Es gibt sie noch: Klassenpolitik. Doch die Anführer dieser Politik, die Klassenkämpfer, sind keine zornigen Gewerkschafter oder Linke, sondern Konservative, „distinguierte Herren in Maßanzügen“, erklärt Owen Jones in seinem Buch „Prolls. Die Dämonisierung der Arbeiterklasse“. Für den jungen Historiker und Journalisten aus der Nähe von Manchester sind diese Konservativen die wahren Klassenkämpfer der britischen Politik. Sie sind der politische Arm der Reichen und Mächtigen und vertreten die Interessen der oberen Zehntausend.

Zerschlagung der Arbeiterbewegung
Als Ursprung dieser Politik identifiziert Jones die Regierung Thatchers. Mit ihrem Amtsantritt wuchs die ökonomische Ungleichheit rapide an, wie Jones anhand von Regierungsbeschlüssen und Zahlen belegt, „Werte, Institutionen und Traditionsbetriebe“ der Arbeiterklasse wurden zerschlagen, die Solidarität der britischen Gesellschaft nahm schweren Schaden.
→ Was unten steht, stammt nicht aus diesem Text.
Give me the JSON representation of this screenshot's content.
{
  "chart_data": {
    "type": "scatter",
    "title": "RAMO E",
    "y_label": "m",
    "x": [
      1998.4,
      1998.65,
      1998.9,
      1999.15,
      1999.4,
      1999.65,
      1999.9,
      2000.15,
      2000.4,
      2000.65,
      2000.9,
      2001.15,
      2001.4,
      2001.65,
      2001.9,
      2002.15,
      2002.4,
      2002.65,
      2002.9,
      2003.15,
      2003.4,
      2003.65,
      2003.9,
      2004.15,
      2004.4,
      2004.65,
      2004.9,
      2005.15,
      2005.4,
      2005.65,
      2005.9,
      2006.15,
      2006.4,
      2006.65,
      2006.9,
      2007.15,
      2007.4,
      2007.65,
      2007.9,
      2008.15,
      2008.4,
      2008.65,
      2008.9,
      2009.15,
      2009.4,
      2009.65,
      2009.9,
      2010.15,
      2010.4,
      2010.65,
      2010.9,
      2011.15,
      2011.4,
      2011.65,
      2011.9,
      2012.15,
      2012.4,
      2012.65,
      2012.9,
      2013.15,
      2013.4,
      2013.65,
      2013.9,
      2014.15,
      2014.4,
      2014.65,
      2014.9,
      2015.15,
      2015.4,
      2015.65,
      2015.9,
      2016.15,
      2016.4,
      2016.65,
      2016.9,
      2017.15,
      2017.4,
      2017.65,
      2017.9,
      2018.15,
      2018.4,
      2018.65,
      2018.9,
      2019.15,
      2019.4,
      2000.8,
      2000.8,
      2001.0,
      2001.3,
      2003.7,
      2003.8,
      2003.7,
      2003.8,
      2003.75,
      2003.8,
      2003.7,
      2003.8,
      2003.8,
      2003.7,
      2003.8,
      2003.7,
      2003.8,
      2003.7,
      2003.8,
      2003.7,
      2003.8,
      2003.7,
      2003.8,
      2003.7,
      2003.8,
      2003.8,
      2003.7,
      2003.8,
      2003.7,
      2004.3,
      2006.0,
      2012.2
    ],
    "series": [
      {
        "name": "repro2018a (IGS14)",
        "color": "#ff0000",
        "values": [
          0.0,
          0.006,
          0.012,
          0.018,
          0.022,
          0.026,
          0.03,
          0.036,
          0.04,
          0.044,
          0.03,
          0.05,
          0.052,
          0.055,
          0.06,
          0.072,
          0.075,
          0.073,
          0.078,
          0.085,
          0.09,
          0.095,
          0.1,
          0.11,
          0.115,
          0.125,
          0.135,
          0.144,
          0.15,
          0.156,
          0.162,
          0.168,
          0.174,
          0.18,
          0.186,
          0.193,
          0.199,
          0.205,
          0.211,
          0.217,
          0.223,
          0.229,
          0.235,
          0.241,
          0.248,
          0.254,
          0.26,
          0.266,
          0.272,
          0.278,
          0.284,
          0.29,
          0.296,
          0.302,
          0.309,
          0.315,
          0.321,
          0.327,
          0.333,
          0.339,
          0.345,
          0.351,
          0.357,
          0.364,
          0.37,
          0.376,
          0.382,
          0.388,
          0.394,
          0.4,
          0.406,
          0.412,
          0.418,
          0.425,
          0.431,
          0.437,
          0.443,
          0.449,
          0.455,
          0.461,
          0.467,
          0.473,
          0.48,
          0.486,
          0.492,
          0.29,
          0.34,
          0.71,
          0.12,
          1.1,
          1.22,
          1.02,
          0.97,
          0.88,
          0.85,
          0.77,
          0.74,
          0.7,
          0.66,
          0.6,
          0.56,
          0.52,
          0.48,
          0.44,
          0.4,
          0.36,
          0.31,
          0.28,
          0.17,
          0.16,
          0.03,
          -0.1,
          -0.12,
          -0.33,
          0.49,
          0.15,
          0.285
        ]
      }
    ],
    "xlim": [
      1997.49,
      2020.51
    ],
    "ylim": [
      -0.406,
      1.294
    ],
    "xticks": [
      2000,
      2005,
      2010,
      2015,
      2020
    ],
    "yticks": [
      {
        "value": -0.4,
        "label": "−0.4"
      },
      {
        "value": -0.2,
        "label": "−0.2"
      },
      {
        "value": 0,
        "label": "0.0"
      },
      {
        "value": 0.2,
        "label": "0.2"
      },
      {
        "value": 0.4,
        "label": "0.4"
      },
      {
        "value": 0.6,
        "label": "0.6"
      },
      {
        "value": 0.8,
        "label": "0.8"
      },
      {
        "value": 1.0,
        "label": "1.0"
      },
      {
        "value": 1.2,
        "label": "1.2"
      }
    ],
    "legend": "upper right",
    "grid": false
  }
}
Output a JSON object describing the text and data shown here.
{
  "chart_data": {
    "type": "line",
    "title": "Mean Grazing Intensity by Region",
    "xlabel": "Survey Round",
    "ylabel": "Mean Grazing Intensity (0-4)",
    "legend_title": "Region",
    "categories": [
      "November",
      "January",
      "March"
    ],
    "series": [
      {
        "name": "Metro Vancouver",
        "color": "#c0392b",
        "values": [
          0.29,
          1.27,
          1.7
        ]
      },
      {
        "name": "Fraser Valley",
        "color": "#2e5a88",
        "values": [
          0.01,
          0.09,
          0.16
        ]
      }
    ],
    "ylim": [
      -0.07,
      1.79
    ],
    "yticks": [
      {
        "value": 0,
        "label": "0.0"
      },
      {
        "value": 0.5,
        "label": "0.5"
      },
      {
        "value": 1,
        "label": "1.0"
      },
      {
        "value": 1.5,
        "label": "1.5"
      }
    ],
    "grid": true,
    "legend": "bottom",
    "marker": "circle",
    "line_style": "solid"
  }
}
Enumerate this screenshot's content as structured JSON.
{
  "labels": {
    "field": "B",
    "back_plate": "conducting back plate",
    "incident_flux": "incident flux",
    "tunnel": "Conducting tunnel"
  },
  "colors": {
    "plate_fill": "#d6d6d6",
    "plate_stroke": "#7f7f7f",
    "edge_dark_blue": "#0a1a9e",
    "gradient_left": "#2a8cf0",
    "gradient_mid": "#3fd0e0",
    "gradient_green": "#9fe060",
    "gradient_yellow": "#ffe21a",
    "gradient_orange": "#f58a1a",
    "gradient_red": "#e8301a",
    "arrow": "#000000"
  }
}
Gerechtfertigt wurde diese Entwicklung durch den Glaubenssatz „Es gibt keine Klassen, wir sind jetzt alle Mitte.“ Diese Botschaft, die seit den 80er Jahren im Zentrum neoliberaler Politik in ganz Europa steht, entlarvt Jones als Ideologie. Sie rechtfertigte, dass gigantische Summen auf die Konten der Reichen flossen, während Durchschnittslöhne stagnierten.

New Labours schwammige Mitte
Auch die Politik von New Labour wird von Jones scharf kritisiert. Er, der als parlamentarischer Assistent für Abgeordnete der Labour Party tätig war, ist überzeugt, dass New Labours Politik der schwammigen Mitte an der Arbeiterschaft vorbei ging und zur Aufteilung zwischen einer „aufstrebenden Arbeiterklasse und einem nutzlosen Überbleibsel „nicht-aufstrebender“ Wegelagerer, Faulenzer, Alkoholiker und Randalierer führte.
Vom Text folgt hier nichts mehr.